Era molesto caminar con él tan cerca, pero sabía que sería aún peor si se quejaba.
Aproximadamente dos guardias sostuvieron la puerta abierta y Mauve salió afuera de la mansión.
El sol acababa de ponerse y el día todavía tenía algo de luz.
Incluso todavía podía sentir el calor de los rayos del sol por todos lados.
Ella miró al cielo mientras observaba el matiz naranja dejado por el sol.
Era bonito y Mauve pasó unos segundos más admirándolo.
Unos diez guardias estaban parados directamente enfrente de la casa, pero eso no era lo que tenía la atención de Mauve.
Había un carruaje estacionado enfrente, y los ojos de Mauve se agrandaron.
Uno de los caballos resopló y ella saltó ligeramente.
—¿No me digas que habrías preferido que te llevara todo el camino en brazos?
—susurró él.
—Esto está bien.
G-gracias —tartamudeó ella.
—Hmm —dijo Jael, parecía un poco insatisfecho con su respuesta, pero Mauve ni siquiera lo notó ya que el nudo en su estómago se retorcía aún más.
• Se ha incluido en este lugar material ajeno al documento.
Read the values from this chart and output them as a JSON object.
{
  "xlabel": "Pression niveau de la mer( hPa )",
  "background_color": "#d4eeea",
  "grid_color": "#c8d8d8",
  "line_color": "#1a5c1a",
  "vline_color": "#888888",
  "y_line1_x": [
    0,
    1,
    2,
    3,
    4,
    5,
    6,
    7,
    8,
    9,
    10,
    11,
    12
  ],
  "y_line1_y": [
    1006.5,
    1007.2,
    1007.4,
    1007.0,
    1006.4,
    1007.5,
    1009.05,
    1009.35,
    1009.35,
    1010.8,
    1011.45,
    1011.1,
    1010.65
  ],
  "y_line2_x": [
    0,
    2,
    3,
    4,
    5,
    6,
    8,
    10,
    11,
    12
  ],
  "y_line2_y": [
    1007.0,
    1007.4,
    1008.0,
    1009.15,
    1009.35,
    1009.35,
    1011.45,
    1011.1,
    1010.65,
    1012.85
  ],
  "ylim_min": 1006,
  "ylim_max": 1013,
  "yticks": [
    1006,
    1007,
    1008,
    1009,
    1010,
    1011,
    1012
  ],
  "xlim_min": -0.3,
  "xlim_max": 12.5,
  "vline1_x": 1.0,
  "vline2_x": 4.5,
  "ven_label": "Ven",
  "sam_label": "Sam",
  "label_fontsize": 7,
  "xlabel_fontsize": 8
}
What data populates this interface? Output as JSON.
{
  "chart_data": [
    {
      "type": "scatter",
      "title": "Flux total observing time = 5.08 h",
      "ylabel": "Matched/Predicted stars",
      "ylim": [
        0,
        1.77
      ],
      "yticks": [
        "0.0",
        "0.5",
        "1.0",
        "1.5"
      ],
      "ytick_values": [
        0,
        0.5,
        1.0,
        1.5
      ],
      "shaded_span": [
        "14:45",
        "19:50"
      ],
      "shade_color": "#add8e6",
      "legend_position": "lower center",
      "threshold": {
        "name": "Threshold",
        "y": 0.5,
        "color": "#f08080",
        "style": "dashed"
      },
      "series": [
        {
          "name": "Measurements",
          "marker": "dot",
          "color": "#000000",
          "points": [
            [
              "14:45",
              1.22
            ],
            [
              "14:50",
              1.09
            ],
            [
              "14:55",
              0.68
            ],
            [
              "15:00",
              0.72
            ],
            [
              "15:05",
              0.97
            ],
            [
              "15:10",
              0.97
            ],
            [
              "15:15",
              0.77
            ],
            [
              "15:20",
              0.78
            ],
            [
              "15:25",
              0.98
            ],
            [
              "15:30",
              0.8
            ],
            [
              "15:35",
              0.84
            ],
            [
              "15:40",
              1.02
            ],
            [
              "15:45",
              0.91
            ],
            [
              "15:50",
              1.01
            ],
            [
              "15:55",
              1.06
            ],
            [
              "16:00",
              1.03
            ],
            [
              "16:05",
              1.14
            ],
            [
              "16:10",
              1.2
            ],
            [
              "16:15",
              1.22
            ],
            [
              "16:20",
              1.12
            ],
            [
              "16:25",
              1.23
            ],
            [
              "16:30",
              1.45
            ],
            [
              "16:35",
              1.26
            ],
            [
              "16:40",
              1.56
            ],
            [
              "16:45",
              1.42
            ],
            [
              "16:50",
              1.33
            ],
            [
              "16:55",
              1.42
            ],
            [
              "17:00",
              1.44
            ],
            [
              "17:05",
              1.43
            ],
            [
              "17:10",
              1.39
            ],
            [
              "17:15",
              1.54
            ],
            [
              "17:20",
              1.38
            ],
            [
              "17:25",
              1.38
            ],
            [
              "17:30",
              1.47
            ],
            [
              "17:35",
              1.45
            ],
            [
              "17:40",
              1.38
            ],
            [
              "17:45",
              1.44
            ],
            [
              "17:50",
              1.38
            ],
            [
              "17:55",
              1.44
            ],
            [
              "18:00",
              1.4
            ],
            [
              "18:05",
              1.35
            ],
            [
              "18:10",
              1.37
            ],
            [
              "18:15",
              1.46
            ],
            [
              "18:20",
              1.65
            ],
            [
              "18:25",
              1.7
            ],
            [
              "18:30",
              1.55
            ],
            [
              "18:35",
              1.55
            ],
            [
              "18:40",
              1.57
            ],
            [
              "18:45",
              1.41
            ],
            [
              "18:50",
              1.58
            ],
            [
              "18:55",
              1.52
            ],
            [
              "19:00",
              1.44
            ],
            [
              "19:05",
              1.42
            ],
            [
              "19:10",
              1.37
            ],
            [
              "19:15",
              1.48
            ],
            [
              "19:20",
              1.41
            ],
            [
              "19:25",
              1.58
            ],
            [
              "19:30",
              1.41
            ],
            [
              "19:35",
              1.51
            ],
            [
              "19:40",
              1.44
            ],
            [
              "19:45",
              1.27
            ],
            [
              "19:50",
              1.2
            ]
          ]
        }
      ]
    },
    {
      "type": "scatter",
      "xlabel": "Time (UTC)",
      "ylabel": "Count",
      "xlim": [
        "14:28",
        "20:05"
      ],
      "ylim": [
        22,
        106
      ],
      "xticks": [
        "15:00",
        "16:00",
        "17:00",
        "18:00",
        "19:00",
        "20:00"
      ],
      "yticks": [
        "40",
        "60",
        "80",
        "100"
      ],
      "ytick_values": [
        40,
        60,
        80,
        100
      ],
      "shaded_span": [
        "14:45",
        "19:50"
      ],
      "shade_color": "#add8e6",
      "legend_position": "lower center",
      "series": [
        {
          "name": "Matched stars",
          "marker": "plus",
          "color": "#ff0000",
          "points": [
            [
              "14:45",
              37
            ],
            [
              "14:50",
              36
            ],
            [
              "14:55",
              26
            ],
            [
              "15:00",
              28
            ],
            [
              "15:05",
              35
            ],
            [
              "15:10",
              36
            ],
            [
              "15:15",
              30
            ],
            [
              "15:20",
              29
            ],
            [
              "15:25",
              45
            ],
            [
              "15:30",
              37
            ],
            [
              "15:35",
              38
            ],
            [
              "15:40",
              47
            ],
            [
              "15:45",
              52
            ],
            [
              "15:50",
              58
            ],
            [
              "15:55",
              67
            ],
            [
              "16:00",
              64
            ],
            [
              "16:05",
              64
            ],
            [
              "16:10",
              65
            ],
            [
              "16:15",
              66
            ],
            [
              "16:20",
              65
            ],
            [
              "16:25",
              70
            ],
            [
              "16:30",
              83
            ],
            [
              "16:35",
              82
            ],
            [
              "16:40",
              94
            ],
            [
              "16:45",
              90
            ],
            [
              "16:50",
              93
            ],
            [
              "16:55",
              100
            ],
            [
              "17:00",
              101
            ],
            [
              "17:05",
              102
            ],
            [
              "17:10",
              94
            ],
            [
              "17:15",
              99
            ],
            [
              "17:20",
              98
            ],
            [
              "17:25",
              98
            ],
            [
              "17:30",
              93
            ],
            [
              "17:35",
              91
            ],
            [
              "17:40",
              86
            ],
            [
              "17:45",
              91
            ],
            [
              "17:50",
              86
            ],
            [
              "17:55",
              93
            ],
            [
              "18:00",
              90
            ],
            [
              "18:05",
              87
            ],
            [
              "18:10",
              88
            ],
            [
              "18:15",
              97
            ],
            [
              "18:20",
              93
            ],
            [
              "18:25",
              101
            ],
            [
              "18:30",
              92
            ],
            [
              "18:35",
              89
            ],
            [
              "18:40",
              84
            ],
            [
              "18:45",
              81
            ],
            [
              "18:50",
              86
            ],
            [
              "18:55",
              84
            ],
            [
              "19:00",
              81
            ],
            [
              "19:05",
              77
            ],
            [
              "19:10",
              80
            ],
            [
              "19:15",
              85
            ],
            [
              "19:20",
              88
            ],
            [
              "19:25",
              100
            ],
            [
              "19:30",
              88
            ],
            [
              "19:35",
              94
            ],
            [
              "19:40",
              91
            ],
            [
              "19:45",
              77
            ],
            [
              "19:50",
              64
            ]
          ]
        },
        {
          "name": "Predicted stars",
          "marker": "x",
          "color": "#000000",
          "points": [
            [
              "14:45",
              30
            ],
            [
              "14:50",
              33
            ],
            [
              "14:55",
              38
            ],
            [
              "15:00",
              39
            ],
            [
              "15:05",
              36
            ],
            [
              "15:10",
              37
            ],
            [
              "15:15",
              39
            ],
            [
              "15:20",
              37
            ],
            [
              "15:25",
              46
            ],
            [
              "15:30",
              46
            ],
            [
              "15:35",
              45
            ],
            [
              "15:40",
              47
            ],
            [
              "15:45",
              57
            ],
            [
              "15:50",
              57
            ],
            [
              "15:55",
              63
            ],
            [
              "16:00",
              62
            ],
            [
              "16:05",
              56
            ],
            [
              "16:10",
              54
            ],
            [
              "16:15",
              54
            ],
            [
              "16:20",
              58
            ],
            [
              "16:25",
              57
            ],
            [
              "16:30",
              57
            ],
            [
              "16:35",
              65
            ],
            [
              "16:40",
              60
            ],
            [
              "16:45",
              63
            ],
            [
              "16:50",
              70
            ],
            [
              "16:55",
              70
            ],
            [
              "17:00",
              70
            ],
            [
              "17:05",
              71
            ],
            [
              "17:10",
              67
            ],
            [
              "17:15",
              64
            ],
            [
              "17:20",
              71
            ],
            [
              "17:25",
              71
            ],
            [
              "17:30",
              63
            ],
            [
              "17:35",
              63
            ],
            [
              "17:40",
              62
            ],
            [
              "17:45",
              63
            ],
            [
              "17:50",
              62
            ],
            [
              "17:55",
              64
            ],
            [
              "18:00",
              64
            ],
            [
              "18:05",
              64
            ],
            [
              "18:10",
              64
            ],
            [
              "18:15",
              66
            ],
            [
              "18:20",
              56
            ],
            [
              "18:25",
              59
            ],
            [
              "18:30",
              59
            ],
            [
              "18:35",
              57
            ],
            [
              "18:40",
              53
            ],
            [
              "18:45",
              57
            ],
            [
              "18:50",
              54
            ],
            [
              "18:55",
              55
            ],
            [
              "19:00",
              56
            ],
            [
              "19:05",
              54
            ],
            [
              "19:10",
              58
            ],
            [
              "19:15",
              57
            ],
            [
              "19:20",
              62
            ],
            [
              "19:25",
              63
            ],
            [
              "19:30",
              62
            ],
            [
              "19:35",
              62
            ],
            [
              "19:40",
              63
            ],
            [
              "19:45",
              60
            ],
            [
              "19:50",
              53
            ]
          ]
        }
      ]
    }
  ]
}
—Princesa —la voz de Danag sacó a Mauve de sus pensamientos ahogados.
Ella ya tenía una sonrisa en su rostro al volver en su dirección.
—Danag —exclamó ella.
Él se detuvo frente a ella e hizo una reverencia a Jael.
—Puedes estar segura de tu seguridad, personalmente seleccioné a estos guardias para que vayan contigo.
Mauve frunció el ceño ante su frase.
—No hagas sonar como que no vendrás con nosotros —respondió con una risita suave.
—Me temo que no podré.
—¿Por qué no?
—Mauve exclamó.
Danag miró hacia Jael antes de volver la mirada hacia ella.
—Me temo que tengo asuntos pendientes aquí y volveré tan pronto como pueda o cuando el Señor me necesite —al final de sus palabras, Danag miró en dirección a Jael.
—Si ya has terminado aquí, entonces lo mejor será que nos pongamos en camino.
Los Palers saldrán pronto, necesitamos estar a una distancia significativa de aquí para entonces.
—Sí, Señor —dijo Danag con una reverencia.
Damon avanzó desde entre los guardias y Mauve le sonrió.
No lo había notado allí parado ya que no había querido ser sorprendida mirando.
Él le dio un ligero asentimiento mientras sostenía la puerta del carruaje abierta.
Hacía tiempo que no lo veía, y ella se preguntó si había vuelto aquí únicamente para protegerla en su regreso al castillo.
Se acercó al carruaje con Jael guiándola y cuando intentó entrar por sí misma, Jael la agarró por la cintura y la levantó del suelo hacia el carruaje.
Mauve chilló pero rápidamente lo silenció cuando vio que no era la única en el carruaje.